Lo sbarramento è elevato, soprattutto fuori dalle coalizioni, così, in un Paese nel quale le minoranze rimangono sempre inascoltate, ad avere voce in capitolo e facilità di azione sarà solo il potere, a cui, per maggiore solidità, verrà garantito anche un premio di maggioranza corposo. Praticamente, per chi vince le elezioni con il 37%, quindi con poco più di un terzo dei voti degli elettori, c’è la possibilità, come avvenuto con il governo Berlusconi dal 2001 al 2008, di produrre le leggi e i decreti che si vogliono e di farseli votare da una maggioranza blindata.

Per farla breve, chi vince gestisce il Paese come vuole, senza troppo curarsi di chi dissente, di chi non è d’accordo. E in una nazione nella quale nessuna forza politica attualmente in campo ha mai dimostrato di agire per il bene della collettività, optando sempre per i propri interessi di parte o per quelli generati da rigidi e irrinunciabili compromessi, lo scenario aperto da questa legge è drammatico. Questa non è democrazia, ma il suo contrario. Se la si considera tale allora vuol dire che si ha una visione patologica della democrazia, arida e intrisa di stridula tracotanza.

D’altra parte, come ciliegina sulla torta, da questa legge che possiamo definire “porcata due”, prendendo a prestito il termine dal grottesco ideatore e firmatario della precedente, manca un altro tema fondamentale: poiché al governo non piaceva, l’aula ha bocciato l’emendamento sul voto dei fuorisede, ossia la possibilità per chi lavora, studia e dunque vive in una città diversa da quella di residenza, in Italia o all’estero, di poter votare in loco, senza doversi sobbarcare spese assurde per poter raggiungere i luoghi di residenza ed esercitare il diritto sacrosanto di ciascun cittadino.

Insomma, come inizio non c’è male.

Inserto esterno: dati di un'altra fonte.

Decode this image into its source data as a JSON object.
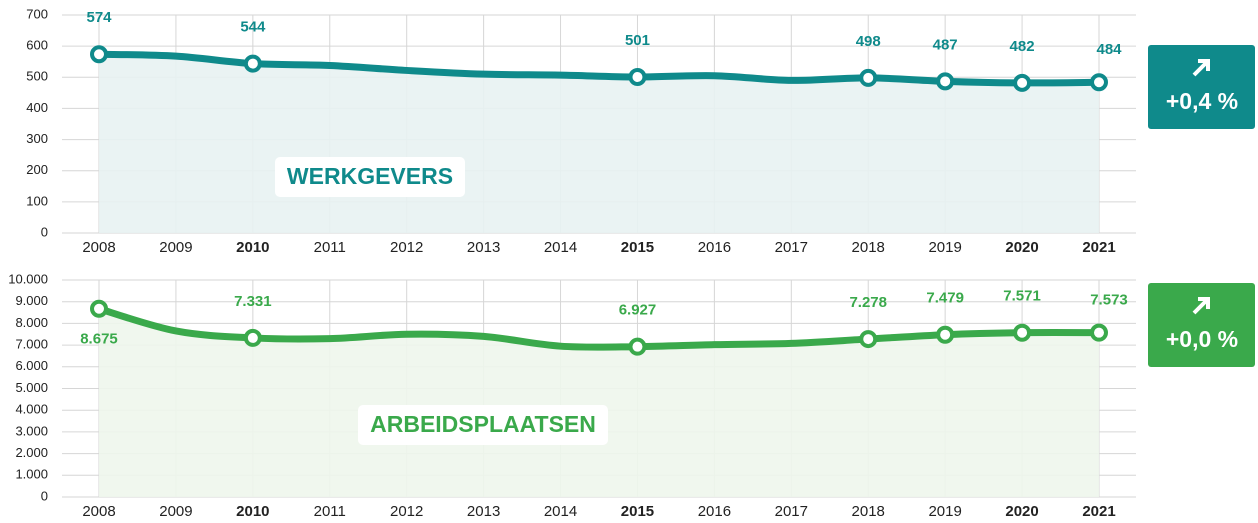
{
  "chart_data": [
    {
      "type": "line",
      "label": "WERKGEVERS",
      "color": "#0f8a8b",
      "area_color": "#e8f2f2",
      "x": [
        2008,
        2009,
        2010,
        2011,
        2012,
        2013,
        2014,
        2015,
        2016,
        2017,
        2018,
        2019,
        2020,
        2021
      ],
      "highlight_x": [
        2010,
        2015,
        2020,
        2021
      ],
      "values": [
        574,
        568,
        544,
        538,
        522,
        510,
        507,
        501,
        505,
        490,
        498,
        487,
        482,
        484
      ],
      "value_labels": [
        "574",
        null,
        "544",
        null,
        null,
        null,
        null,
        "501",
        null,
        null,
        "498",
        "487",
        "482",
        "484"
      ],
      "ylim": [
        0,
        700
      ],
      "yticks": [
        0,
        100,
        200,
        300,
        400,
        500,
        600,
        700
      ],
      "grid": true,
      "badge": "+0,4 %"
    },
    {
      "type": "line",
      "label": "ARBEIDSPLAATSEN",
      "color": "#3aa94b",
      "area_color": "#eef6ec",
      "x": [
        2008,
        2009,
        2010,
        2011,
        2012,
        2013,
        2014,
        2015,
        2016,
        2017,
        2018,
        2019,
        2020,
        2021
      ],
      "highlight_x": [
        2010,
        2015,
        2020,
        2021
      ],
      "values": [
        8675,
        7650,
        7331,
        7300,
        7500,
        7400,
        6950,
        6927,
        7020,
        7080,
        7278,
        7479,
        7571,
        7573
      ],
      "value_labels": [
        "8.675",
        null,
        "7.331",
        null,
        null,
        null,
        null,
        "6.927",
        null,
        null,
        "7.278",
        "7.479",
        "7.571",
        "7.573"
      ],
      "ylim": [
        0,
        10000
      ],
      "yticks": [
        0,
        {
          "value": 1000,
          "label": "1.000"
        },
        {
          "value": 2000,
          "label": "2.000"
        },
        {
          "value": 3000,
          "label": "3.000"
        },
        {
          "value": 4000,
          "label": "4.000"
        },
        {
          "value": 5000,
          "label": "5.000"
        },
        {
          "value": 6000,
          "label": "6.000"
        },
        {
          "value": 7000,
          "label": "7.000"
        },
        {
          "value": 8000,
          "label": "8.000"
        },
        {
          "value": 9000,
          "label": "9.000"
        },
        {
          "value": 10000,
          "label": "10.000"
        }
      ],
      "grid": true,
      "badge": "+0,0 %"
    }
  ]
}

Ecco perché, capovolgendo i termini e riportandoli alla realtà, filtrandoli dunque dalla megalomane visione renziana, sarebbe più logico, alla fine, pensare che a prevalere sia stato in verità il disfattismo sulla politica e non il contrario. Anche perché di politica, negli ultimi venticinque anni, sinceramente se n’è vista davvero poca. E continua a vedersene poca.